CA Rennes, 2e ch., 13 septembre 2019, n° 16-04205

RENNES

Arrêt

Infirmation

PARTIES

Demandeur :

GE Money Bank (Sté)

COMPOSITION DE LA JURIDICTION

Président :

M. Christien

Conseillers :

Mme Dotte-Charvy, M. Pothier

TGI Nantes, du 2 févr. 2016

2 février 2016

EXPOSÉ DU LITIGE

Selon offre acceptée le 26 août 2008, la société GE Money Bank a, en vue de financer l'acquisition d'un véhicule Audi Q7, consenti à M. S. un prêt de 58 000 euros au taux de 7,99 % l'an, remboursable en 60 mensualités de 1 209,51 euros, hors assurance emprunteur.

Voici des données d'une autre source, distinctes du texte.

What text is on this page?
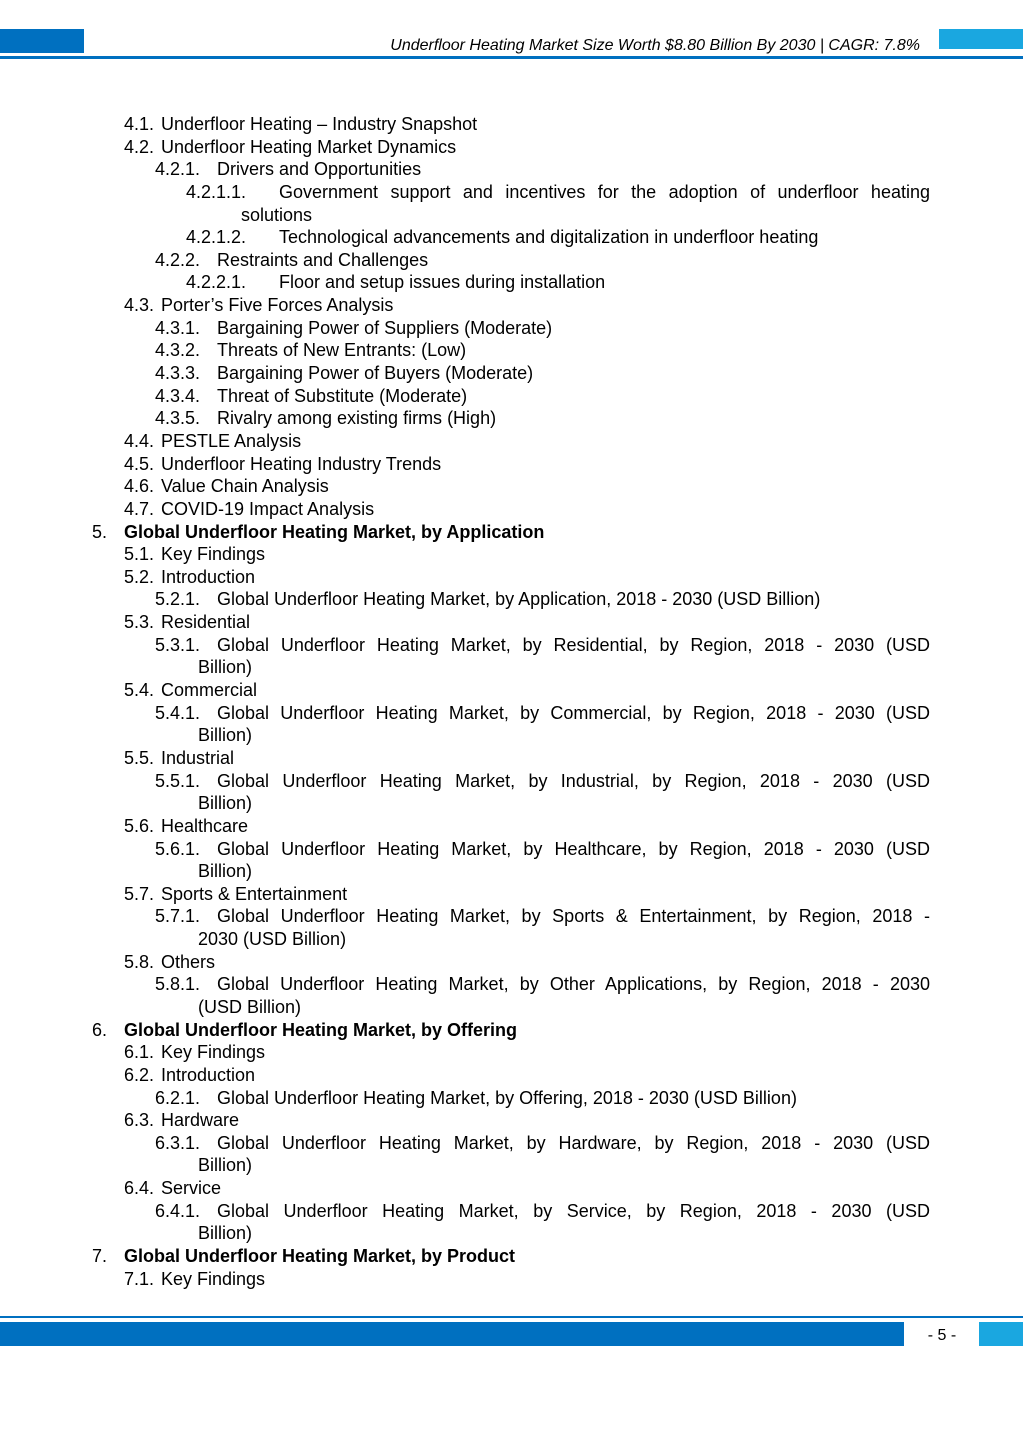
Underfloor Heating Market Size Worth $8.80 Billion By 2030 | CAGR: 7.8%
4.1. Underfloor Heating – Industry Snapshot
4.2. Underfloor Heating Market Dynamics
4.2.1. Drivers and Opportunities
4.2.1.1. Government support and incentives for the adoption of underfloor heating
solutions
4.2.1.2. Technological advancements and digitalization in underfloor heating
4.2.2. Restraints and Challenges
4.2.2.1. Floor and setup issues during installation
4.3. Porter’s Five Forces Analysis
4.3.1. Bargaining Power of Suppliers (Moderate)
4.3.2. Threats of New Entrants: (Low)
4.3.3. Bargaining Power of Buyers (Moderate)
4.3.4. Threat of Substitute (Moderate)
4.3.5. Rivalry among existing firms (High)
4.4. PESTLE Analysis
4.5. Underfloor Heating Industry Trends
4.6. Value Chain Analysis
4.7. COVID-19 Impact Analysis
5. Global Underfloor Heating Market, by Application
5.1. Key Findings
5.2. Introduction
5.2.1. Global Underfloor Heating Market, by Application, 2018 - 2030 (USD Billion)
5.3. Residential
5.3.1. Global Underfloor Heating Market, by Residential, by Region, 2018 - 2030 (USD
Billion)
5.4. Commercial
5.4.1. Global Underfloor Heating Market, by Commercial, by Region, 2018 - 2030 (USD
Billion)
5.5. Industrial
5.5.1. Global Underfloor Heating Market, by Industrial, by Region, 2018 - 2030 (USD
Billion)
5.6. Healthcare
5.6.1. Global Underfloor Heating Market, by Healthcare, by Region, 2018 - 2030 (USD
Billion)
5.7. Sports & Entertainment
5.7.1. Global Underfloor Heating Market, by Sports & Entertainment, by Region, 2018 -
2030 (USD Billion)
5.8. Others
5.8.1. Global Underfloor Heating Market, by Other Applications, by Region, 2018 - 2030
(USD Billion)
6. Global Underfloor Heating Market, by Offering
6.1. Key Findings
6.2. Introduction
6.2.1. Global Underfloor Heating Market, by Offering, 2018 - 2030 (USD Billion)
6.3. Hardware
6.3.1. Global Underfloor Heating Market, by Hardware, by Region, 2018 - 2030 (USD
Billion)
6.4. Service
6.4.1. Global Underfloor Heating Market, by Service, by Region, 2018 - 2030 (USD
Billion)
7. Global Underfloor Heating Market, by Product
7.1. Key Findings
- 5 -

Il était stipulé dans l'acte une clause de réserve de propriété du véhicule financé, avec subrogation du prêteur dans les droits du vendeur.

Prétendant que les échéances de remboursement n'ont plus été honorées depuis février 2010, le prêteur s'est, par lettre recommandée avec accusé de réception du 17 mai 2010, prévalu de la déchéance du terme puis a, par acte du 9 août 2011, fait assigner l'emprunteur en paiement devant le tribunal de grande instance de Nantes.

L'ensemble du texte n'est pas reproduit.